Mais si on demande à ces "amoureux de la paix" ce qu'ils proposent exactement, généralement ils se taisent. Quelques uns osent cependant exprimer ce que pensent aussi les autres, à savoir qu'il faut que l'Occident arrête d'aider l'Ukraine et que celle-ci renonce à libérer les territoires actuellement occupés par les Russes, et que l'Ukraine reste "neutre" (comprendre: non protégée par l'OTAN). Ces "amoureux de la paix" ne demandent par contre aucune concession à la Russie, qui pourra ainsi souffler quelques années, reconstituer son armée bien détruite par la guerre en Ukraine et ainsi attaquer de nouveau l'Ukraine et/ou un autre pays dans quelques années, avec cette fois là bien plus de chances de réussir. Bref, les "amoureux de la paix" ne veulent pas la paix, ils veulent tout céder à la Russie. Exactement comme leur prédécesseurs voulaient que les USA cessent d'aider la Grande Bretagne face aux Nazis (cf image ci-dessus, ou ce fameux texte).

Le pire, si l'on peut dire, est que cette "politique d'apaisement" n'a aucune chance de marcher. Comme le dit bien Tendar, l'apaisement est par définition une politique de l'échec, qui autorise précisément ce qu'il prétend prévenir. Face à un dictateur narcissique, impérialiste et revanchard, il n'y a pas d'apaisement possible. Plus on tolère ses agissements, plus il se sentira légitime à continuer. Plus on lui concède, plus il exige d'autres choses. Seule la fermeté permet de lui faire face. Car Poutine ne respecte pas sa parole (cf l'assassinat de Prigojine) ni les traités qu'il signe.

Et pourtant, beaucoup de gens prônent l'apaisement, et certains sont même de bonne foi. Certains, simplement parce qu'ils ne s'intéressent guère au conflit et ne réfléchissent pas aux conséquences de laisser Poutine parvenir à ses fins. D'autres, plus nombreux, parce qu'ils ont l'impression que le conflit est enlisé et qu'il faut se faire une raison. Mais quelle qu'en soit la raison, ils reprennent simplement le narratif russe, parfois sans en être conscient, parfois en étant conscient et le faisant par intérêt financier et/ou idéologique, comme l'a expliqué Françoise Thom. C'est pourquoi il est important de ne pas laisser prospérer ces discours qui, sous couvert de pacifisme, ne sont au final que des discours de soumission au pouvoir russe qui garantiront une nouvelle guerre, plus terrible encore, dès que la Russie se sera remise sur pied.


Que faire ?

Une fois que l'on a établi que l'apaisement est tout bonnement une erreur et que le status quo est dangereux à long terme, est-on condamné à choisir l'escalade ? D'une certaine manière, oui, nous sommes condamné à une certaine escalade.
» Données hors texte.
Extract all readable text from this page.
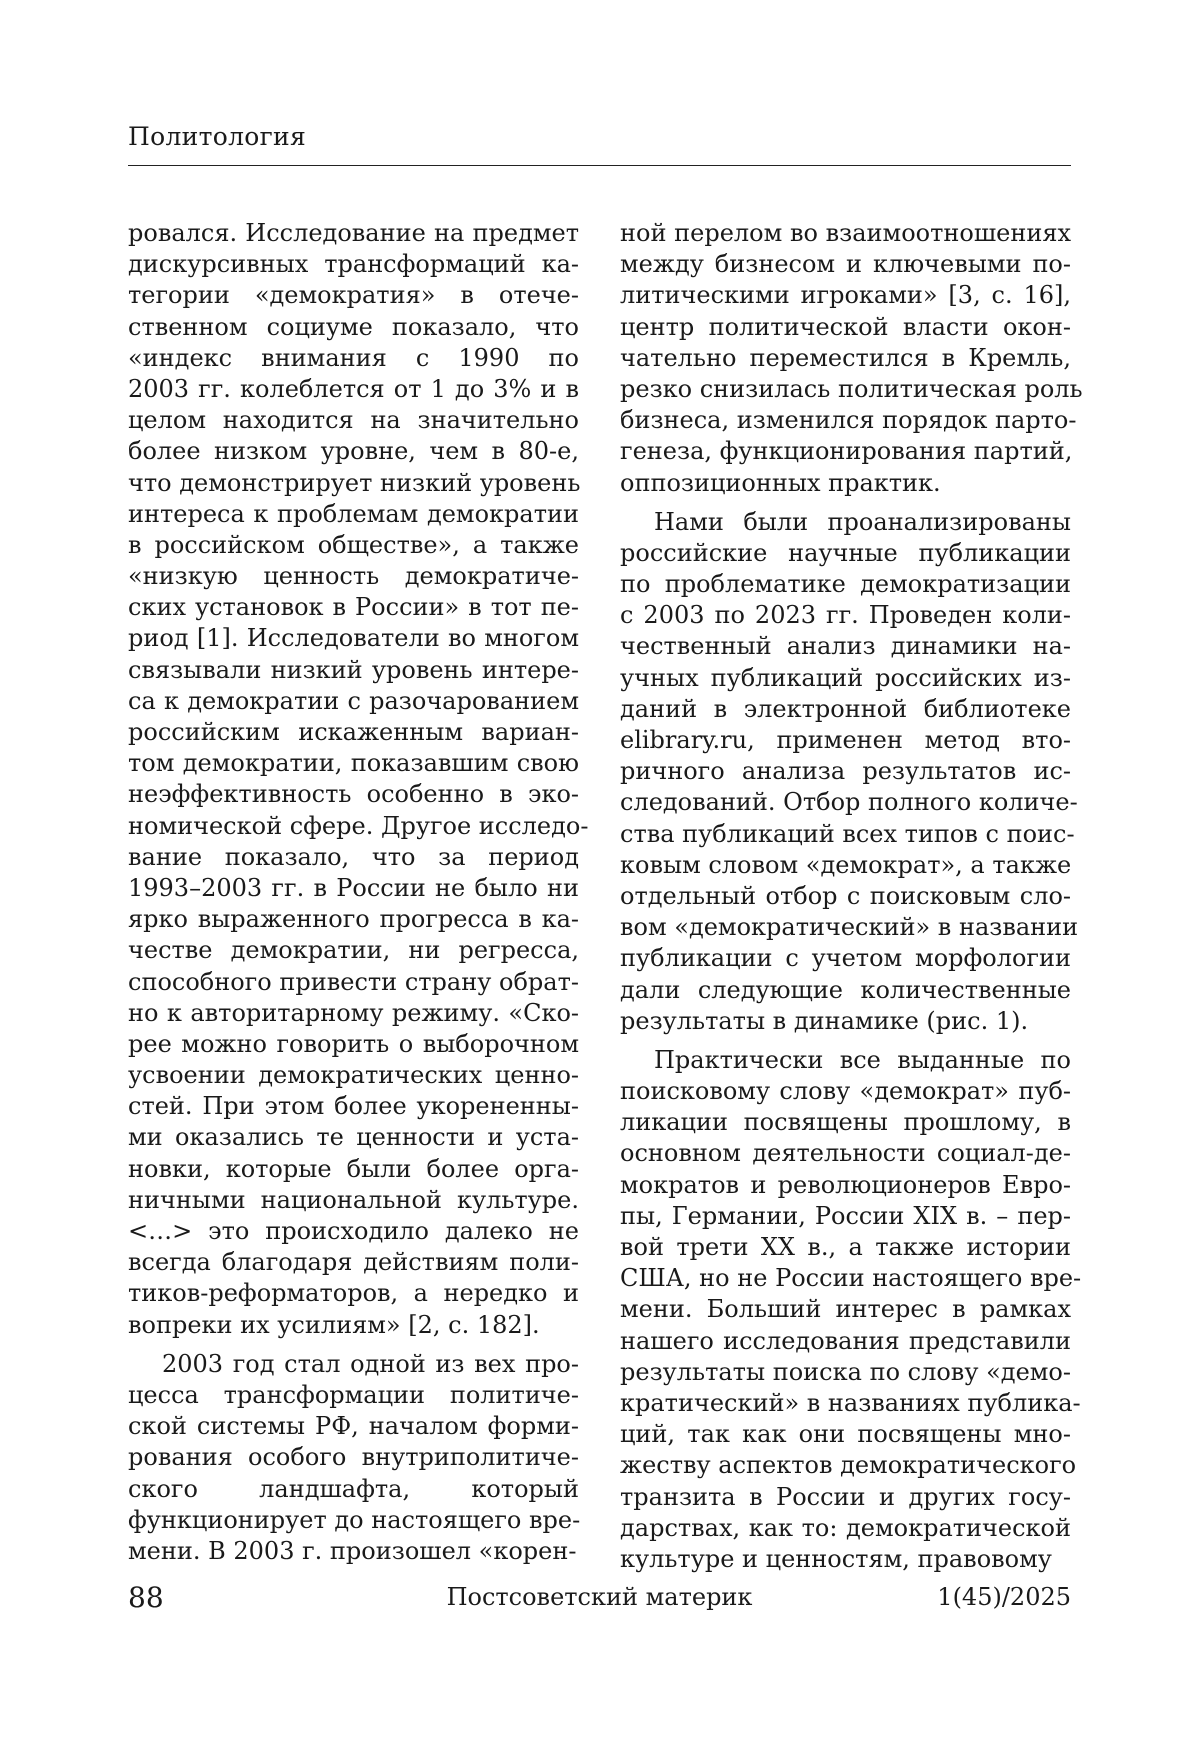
Политология

ровался. Исследование на предмет
дискурсивных трансформаций ка-
тегории «демократия» в отече-
ственном социуме показало, что
«индекс внимания с 1990 по
2003 гг. колеблется от 1 до 3% и в
целом находится на значительно
более низком уровне, чем в 80-е,
что демонстрирует низкий уровень
интереса к проблемам демократии
в российском обществе», а также
«низкую ценность демократиче-
ских установок в России» в тот пе-
риод [1]. Исследователи во многом
связывали низкий уровень интере-
са к демократии с разочарованием
российским искаженным вариан-
том демократии, показавшим свою
неэффективность особенно в эко-
номической сфере. Другое исследо-
вание показало, что за период
1993–2003 гг. в России не было ни
ярко выраженного прогресса в ка-
честве демократии, ни регресса,
способного привести страну обрат-
но к авторитарному режиму. «Ско-
рее можно говорить о выборочном
усвоении демократических ценно-
стей. При этом более укорененны-
ми оказались те ценности и уста-
новки, которые были более орга-
ничными национальной культуре.
<…> это происходило далеко не
всегда благодаря действиям поли-
тиков-реформаторов, а нередко и
вопреки их усилиям» [2, с. 182].

2003 год стал одной из вех про-
цесса трансформации политиче-
ской системы РФ, началом форми-
рования особого внутриполитиче-
ского ландшафта, который
функционирует до настоящего вре-
мени. В 2003 г. произошел «корен-

ной перелом во взаимоотношениях
между бизнесом и ключевыми по-
литическими игроками» [3, с. 16],
центр политической власти окон-
чательно переместился в Кремль,
резко снизилась политическая роль
бизнеса, изменился порядок парто-
генеза, функционирования партий,
оппозиционных практик.

Нами были проанализированы
российские научные публикации
по проблематике демократизации
с 2003 по 2023 гг. Проведен коли-
чественный анализ динамики на-
учных публикаций российских из-
даний в электронной библиотеке
elibrary.ru, применен метод вто-
ричного анализа результатов ис-
следований. Отбор полного количе-
ства публикаций всех типов с поис-
ковым словом «демократ», а также
отдельный отбор с поисковым сло-
вом «демократический» в названии
публикации с учетом морфологии
дали следующие количественные
результаты в динамике (рис. 1).

Практически все выданные по
поисковому слову «демократ» пуб-
ликации посвящены прошлому, в
основном деятельности социал-де-
мократов и революционеров Евро-
пы, Германии, России XIX в. – пер-
вой трети XX в., а также истории
США, но не России настоящего вре-
мени. Больший интерес в рамках
нашего исследования представили
результаты поиска по слову «демо-
кратический» в названиях публика-
ций, так как они посвящены мно-
жеству аспектов демократического
транзита в России и других госу-
дарствах, как то: демократической
культуре и ценностям, правовому

88	Постсоветский материк	1(45)/2025
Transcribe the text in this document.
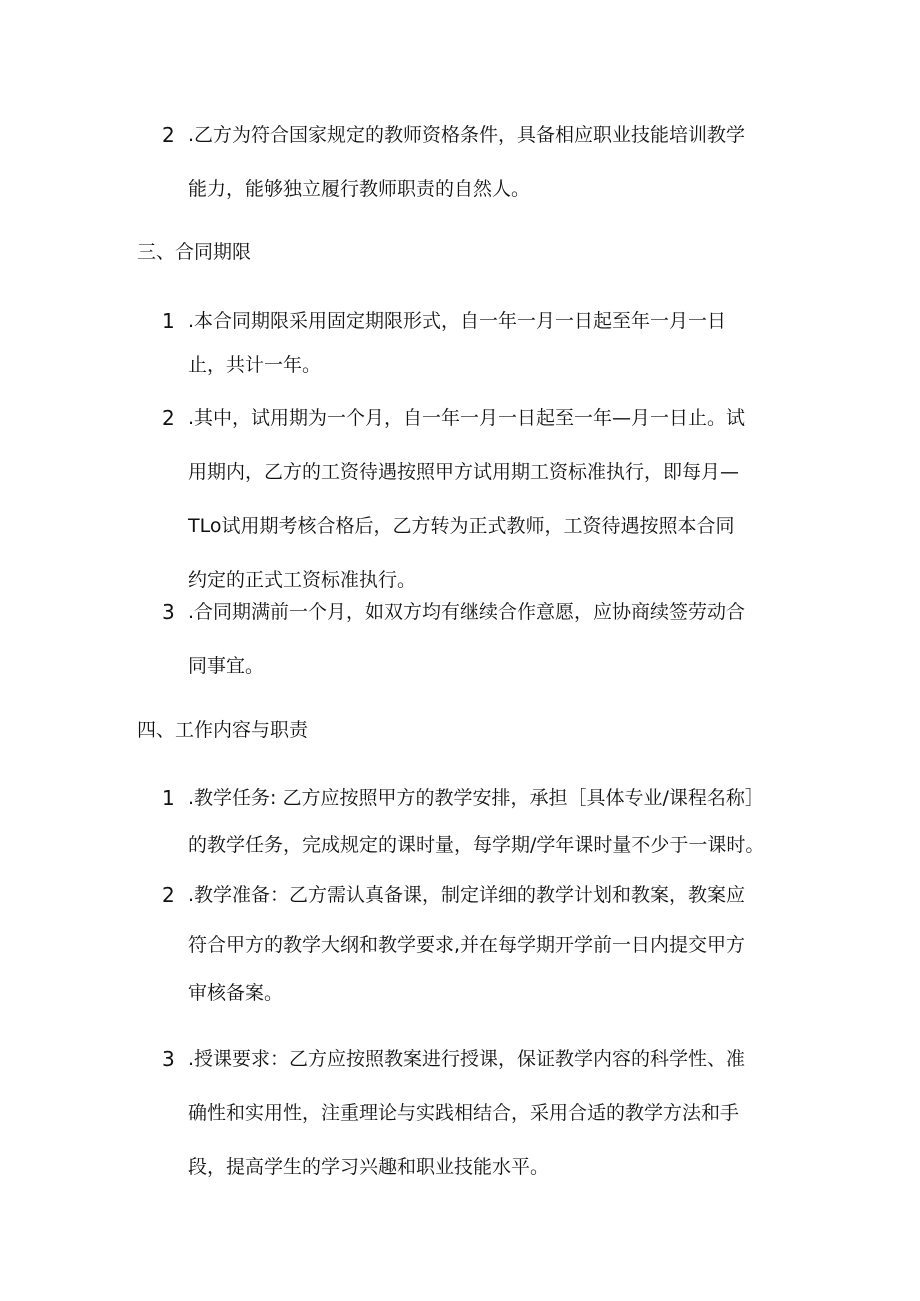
2 .乙方为符合国家规定的教师资格条件，具备相应职业技能培训教学
能力，能够独立履行教师职责的自然人。
三、合同期限
1 .本合同期限采用固定期限形式，自一年一月一日起至年一月一日
止，共计一年。
2 .其中，试用期为一个月，自一年一月一日起至一年—月一日止。试
用期内，乙方的工资待遇按照甲方试用期工资标准执行，即每月—
TLo试用期考核合格后，乙方转为正式教师，工资待遇按照本合同
约定的正式工资标准执行。
3 .合同期满前一个月，如双方均有继续合作意愿，应协商续签劳动合
同事宜。
四、工作内容与职责
1 .教学任务: 乙方应按照甲方的教学安排，承担［具体专业/课程名称］
的教学任务，完成规定的课时量，每学期/学年课时量不少于一课时。
2 .教学准备：乙方需认真备课，制定详细的教学计划和教案，教案应
符合甲方的教学大纲和教学要求,并在每学期开学前一日内提交甲方
审核备案。
3 .授课要求：乙方应按照教案进行授课，保证教学内容的科学性、准
确性和实用性，注重理论与实践相结合，采用合适的教学方法和手
段，提高学生的学习兴趣和职业技能水平。
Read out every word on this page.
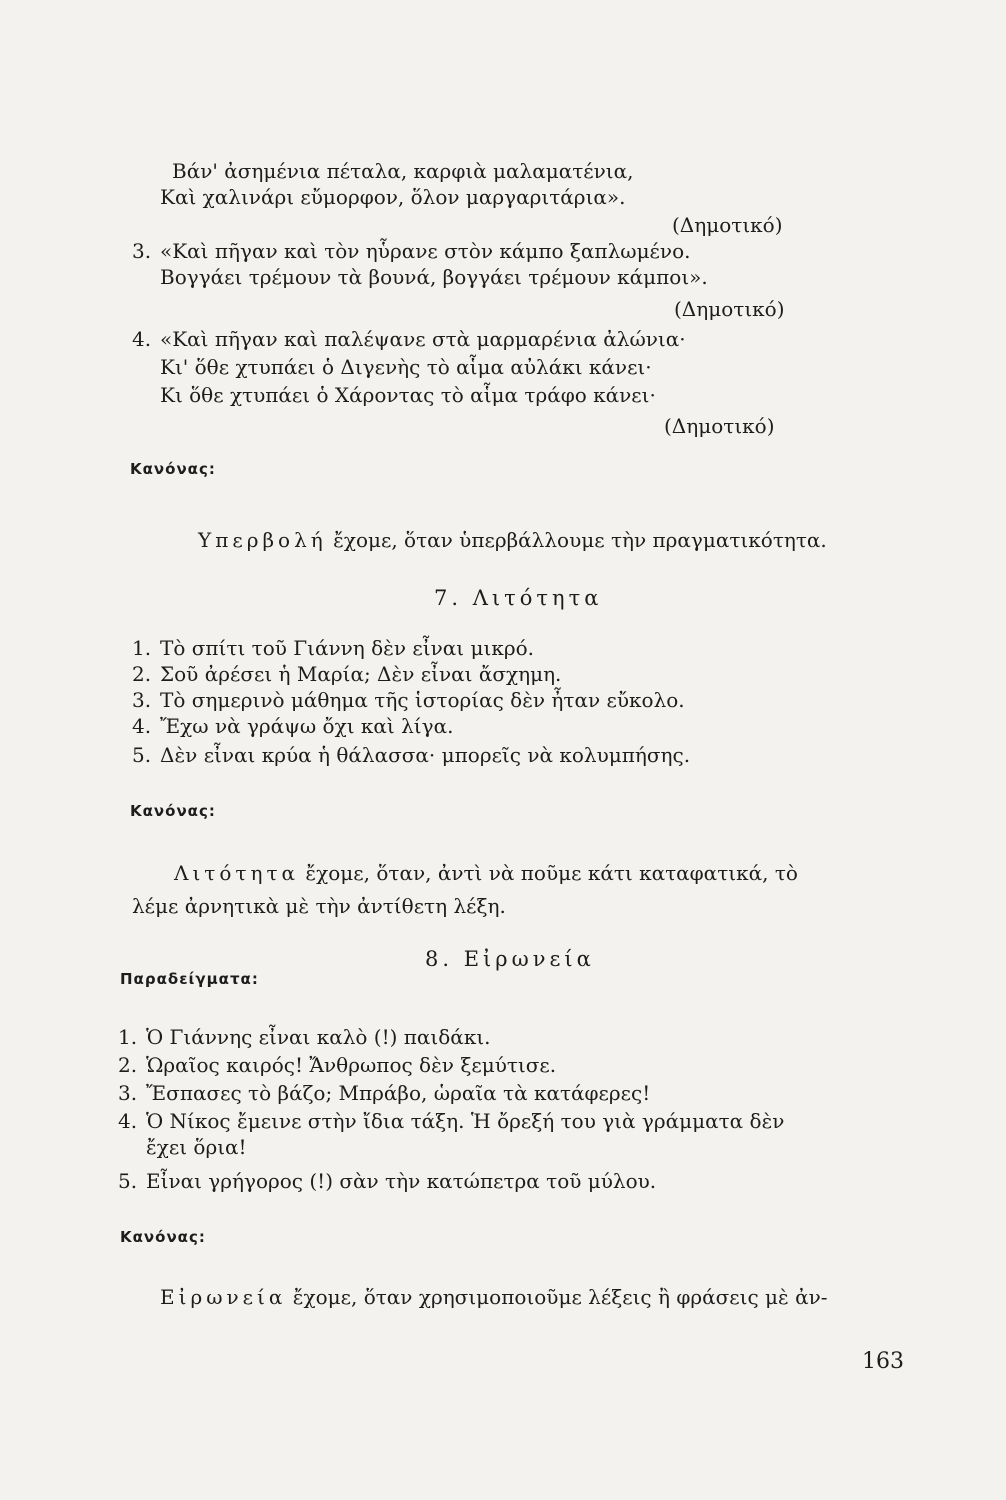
Βάν' ἀσημένια πέταλα, καρφιὰ μαλαματένια,
Καὶ χαλινάρι εὔμορφον, ὅλον μαργαριτάρια».
(Δημοτικό)
3. «Καὶ πῆγαν καὶ τὸν ηὗρανε στὸν κάμπο ξαπλωμένο.
Βογγάει τρέμουν τὰ βουνά, βογγάει τρέμουν κάμποι».
(Δημοτικό)
4. «Καὶ πῆγαν καὶ παλέψανε στὰ μαρμαρένια ἀλώνια·
Κι' ὅθε χτυπάει ὁ Διγενὴς τὸ αἷμα αὐλάκι κάνει·
Κι ὅθε χτυπάει ὁ Χάροντας τὸ αἷμα τράφο κάνει·
(Δημοτικό)
Κανόνας:
Υπερβολή ἔχομε, ὅταν ὑπερβάλλουμε τὴν πραγματικότητα.
7. Λιτότητα
1. Τὸ σπίτι τοῦ Γιάννη δὲν εἶναι μικρό.
2. Σοῦ ἀρέσει ἡ Μαρία; Δὲν εἶναι ἄσχημη.
3. Τὸ σημερινὸ μάθημα τῆς ἱστορίας δὲν ἦταν εὔκολο.
4. Ἔχω νὰ γράψω ὄχι καὶ λίγα.
5. Δὲν εἶναι κρύα ἡ θάλασσα· μπορεῖς νὰ κολυμπήσης.
Κανόνας:
Λιτότητα ἔχομε, ὅταν, ἀντὶ νὰ ποῦμε κάτι καταφατικά, τὸ
λέμε ἀρνητικὰ μὲ τὴν ἀντίθετη λέξη.
8. Εἰρωνεία
Παραδείγματα:
1. Ὁ Γιάννης εἶναι καλὸ (!) παιδάκι.
2. Ὡραῖος καιρός! Ἄνθρωπος δὲν ξεμύτισε.
3. Ἔσπασες τὸ βάζο; Μπράβο, ὡραῖα τὰ κατάφερες!
4. Ὁ Νίκος ἔμεινε στὴν ἴδια τάξη. Ἡ ὄρεξή του γιὰ γράμματα δὲν
ἔχει ὅρια!
5. Εἶναι γρήγορος (!) σὰν τὴν κατώπετρα τοῦ μύλου.
Κανόνας:
Εἰρωνεία ἔχομε, ὅταν χρησιμοποιοῦμε λέξεις ἢ φράσεις μὲ ἀν-
163
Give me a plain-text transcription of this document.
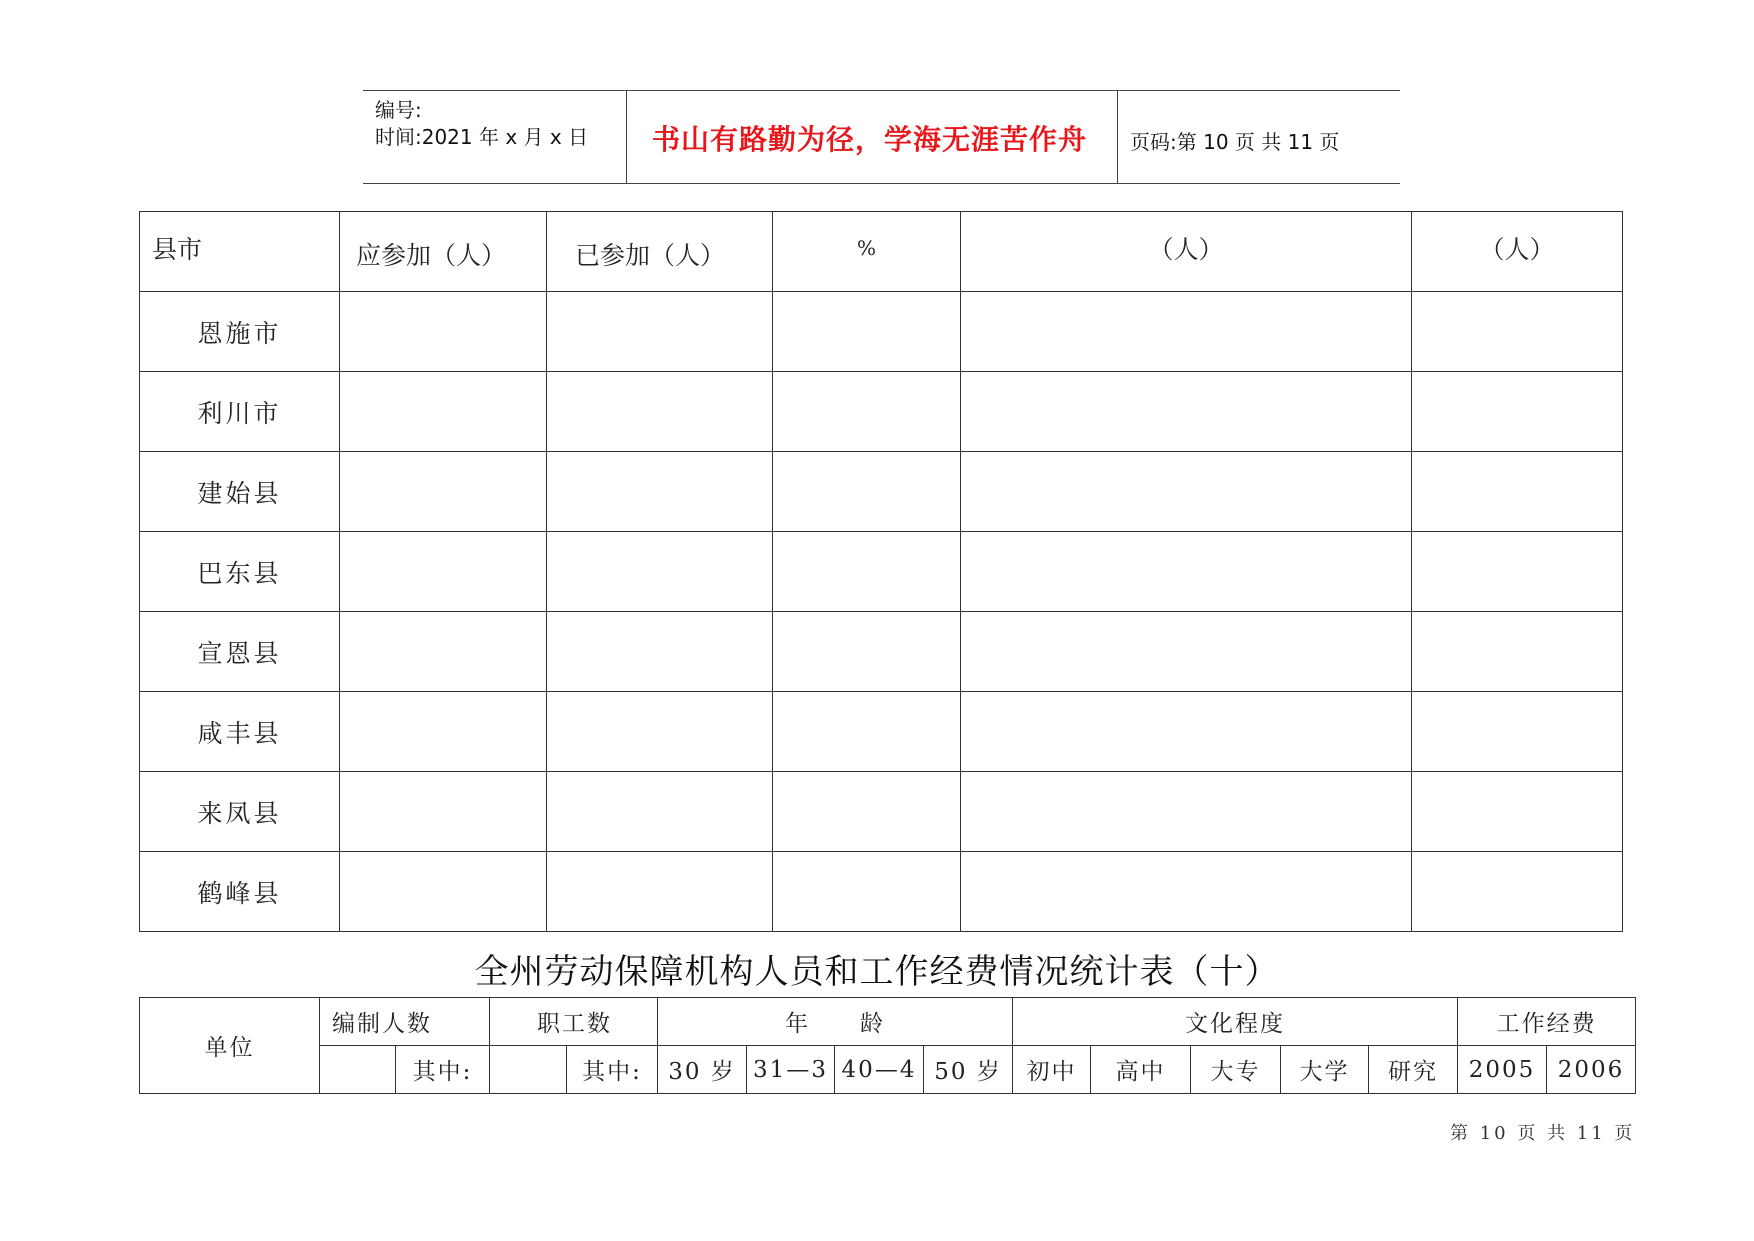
编号:
时间:2021 年 x 月 x 日 书山有路勤为径，学海无涯苦作舟 页码:第 10 页 共 11 页
县市	应参加（人）	已参加（人）	%	（人）	（人）
恩施市					
利川市					
建始县					
巴东县					
宣恩县					
咸丰县					
来凤县					
鹤峰县					
全州劳动保障机构人员和工作经费情况统计表（十）
单位	编制人数		职工数		年　　龄				文化程度					工作经费	
		其中:		其中:	30 岁	31—3	40—4	50 岁	初中	高中	大专	大学	研究	2005	2006
第 10 页 共 11 页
Mais pas à une escalade certaine. Je m'explique.

La première chose à faire, c'est d'admettre que les Ukrainiens, moralement, c'est nous, ou du moins c'est "comme nous". Ce ne sont pas nos alliés, ou des étrangers dont le sort nous indifférent, ils font partie de la communauté, du "nous". Et qu'en s'attaquant à l'Ukraine, Poutine s'attaque directement à nous. C'est d'ailleurs le discours de propagande destiné aux Russes: la télévision d'état leur explique qu'ils ne sont pas en guerre contre l'Ukraine, mais contre l'OTAN (ses fameux polonais noirs, ses innombrables mercenaires occidentaux zombies et ses fameux moustiques téléguidés). Et si nous ne sommes pas techniquement en guerre contre la Russie, moralement nous le sommes et nous subirions tous les conséquences d'une victoire russe, ou d'une non-victoire ukrainienne.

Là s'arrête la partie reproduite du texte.